Darrius Heyward-Bey Signing About Financial, Locker Room Value

Following the conclusion of the league’s annual Owners Meetings, the Pittsburgh Steelers quickly turned around and got to work, with the first order of business being to re-sign free agent wide receiver Darrius Heyward-Bey.

Heyward-Bey, a former first-round draft pick, never came close to living up to the pedigree associated with being taken so early in the draft, and found himself searching for teams to give him a chance after too long.

The Indianapolis Colts were the first to do so, signing him to a one-year, $3 million contract, but he struggled to connect with Andrew Luck, which contributed to a number of dropped passes. By season’s end, he was largely demoted from the offense, but still maintained a presence on special teams.

After the Steelers experienced some free agency departures at the wide receiver position last offseason, they brought in Heyward-Bey late in the process to add competition to the position, with no guarantees to make the roster.

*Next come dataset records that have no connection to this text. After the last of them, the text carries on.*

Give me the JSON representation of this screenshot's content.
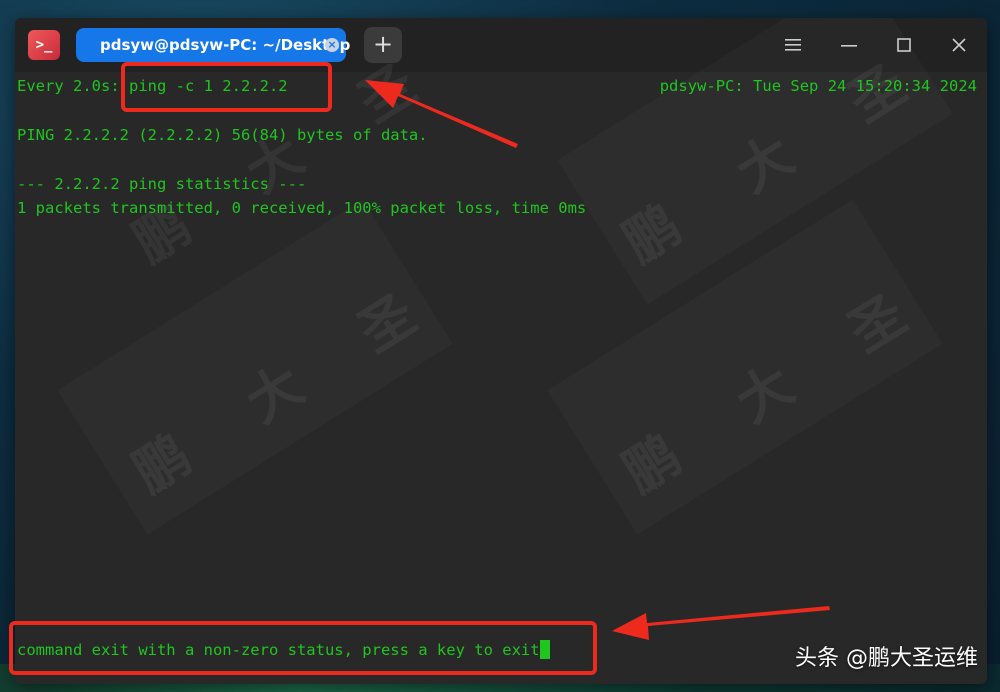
{
  "window": {
    "app_icon": "terminal-icon",
    "tab_title": "pdsyw@pdsyw-PC: ~/Desktop",
    "tab_close_icon": "×",
    "new_tab_icon": "+",
    "menu_icon": "☰",
    "minimize_icon": "—",
    "maximize_icon": "☐",
    "close_icon": "✕"
  },
  "terminal": {
    "header_left": "Every 2.0s: ping -c 1 2.2.2.2",
    "header_right": "pdsyw-PC: Tue Sep 24 15:20:34 2024",
    "lines": [
      "PING 2.2.2.2 (2.2.2.2) 56(84) bytes of data.",
      "",
      "--- 2.2.2.2 ping statistics ---",
      "1 packets transmitted, 0 received, 100% packet loss, time 0ms"
    ],
    "exit_message": "command exit with a non-zero status, press a key to exit"
  },
  "watermark": "鹏 大 圣",
  "brand": "头条 @鹏大圣运维",
  "colors": {
    "terminal_bg": "#282828",
    "text_green": "#1fc61f",
    "tab_blue": "#1677e8",
    "highlight_red": "#ee2a1e"
  }
}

At first, it didn’t seem as though he would make the roster, but the team ended up carrying six wide receivers on the roster, meaning both he and Justin Brown made it. The two shared some similar qualities, such as height and blocking ability. His veteran presence likely helped him make the roster as well, given the turnover.

With the Steelers having released both Brown and Lance Moore, they were left with only three experienced wide receivers, so adding Heyward-Bey back into the mix gives them four wide receivers, even if his contributions on offense last season were minimal.

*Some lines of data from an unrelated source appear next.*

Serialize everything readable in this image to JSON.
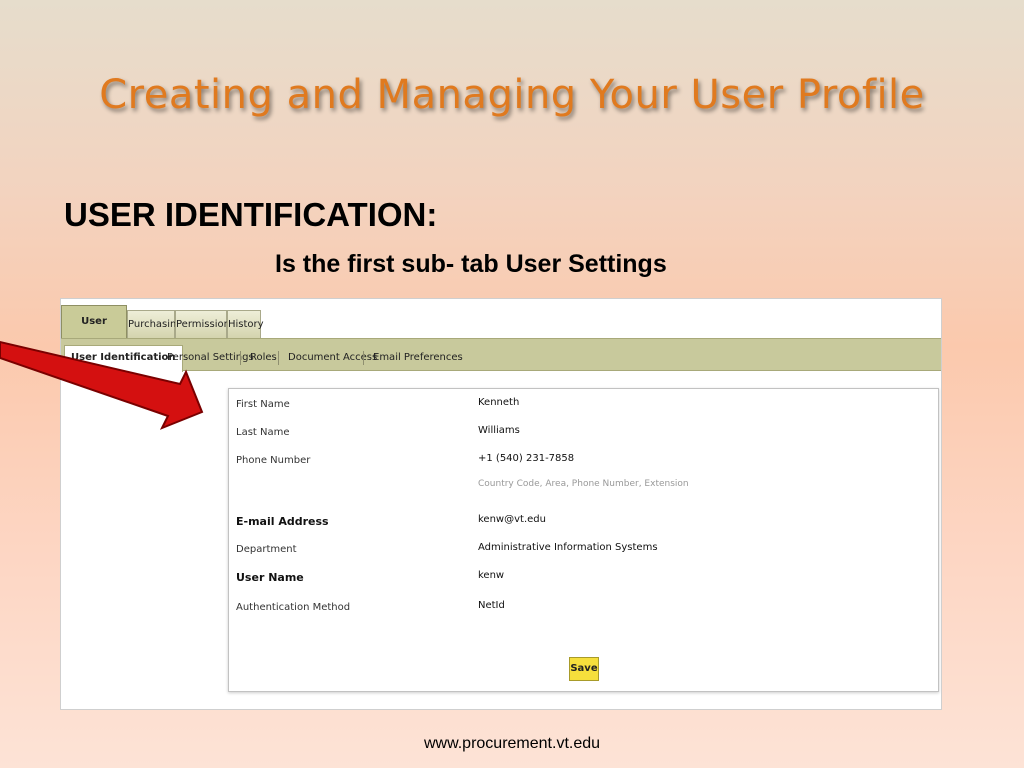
{
  "slide": {
    "title": "Creating and Managing Your User Profile",
    "heading": "USER IDENTIFICATION:",
    "subheading": "Is the first sub- tab User Settings",
    "footer": "www.procurement.vt.edu"
  },
  "top_tabs": [
    "User Settings",
    "Purchasing",
    "Permissions",
    "History"
  ],
  "sub_tabs": [
    "User Identification",
    "Personal Settings",
    "Roles",
    "Document Access",
    "Email Preferences"
  ],
  "form": {
    "first_name_label": "First Name",
    "first_name_value": "Kenneth",
    "last_name_label": "Last Name",
    "last_name_value": "Williams",
    "phone_label": "Phone Number",
    "phone_value": "+1 (540) 231-7858",
    "phone_hint": "Country Code, Area, Phone Number, Extension",
    "email_label": "E-mail Address",
    "email_value": "kenw@vt.edu",
    "department_label": "Department",
    "department_value": "Administrative Information Systems",
    "username_label": "User Name",
    "username_value": "kenw",
    "auth_label": "Authentication Method",
    "auth_value": "NetId",
    "save_label": "Save"
  },
  "colors": {
    "title": "#e07a1f",
    "arrow": "#d41010",
    "tab_bar": "#c8c99c",
    "save_button": "#f6df3c"
  }
}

Of course, he was often regarded as the fifth or sixth wide receiver on the depth chart, so he didn’t see much playing time. And he certainly is not going to be guaranteed a roster spot after signing yet another one-year, veteran minimum qualifying contract with the Steelers.

Should he make the roster, however, he should grow in his rapport with Roethlisberger, and would naturally ascend the depth chart and perhaps be able to contribute more on offense. While that may give some pause, he does have the potential to be an asset.

His height and speed, for example, are natural plusses that can’t be taught. There were times last season that the Steelers used him and Martavis Bryant on go routes to clear the underneath area. If you have speed that a defense has to respect, then you’re valuable.

And, of course, he can catch the football, even if he has had a history with drops, and had an unfortunate fumble after a reception a year ago. But Heyward-Bey offers much more value in other areas that compensate.

As mentioned before, he is a strong run blocker, likely the best among the wide receivers that the team has on the roster right now. He does have some knowledge about the position that he can pass on to the younger receivers in the room as well.

Of course, his main function will be on special teams, where he had some strong contributions after early in the year struggling with penalties. He made a handful of tackles and contributed to many others by funneling returners to the coverage with his speed. He also forced a fumble on special teams.

What’s more, like Arthur Moats, he is reportedly a strong locker room presence, and he presents himself without ego, bringing along with him a workmanlike attitude despite having been a former first-round draft pick. Heyward-Bey’s re-signing was a no-brainer that offers negligible risk if he fails to make the team.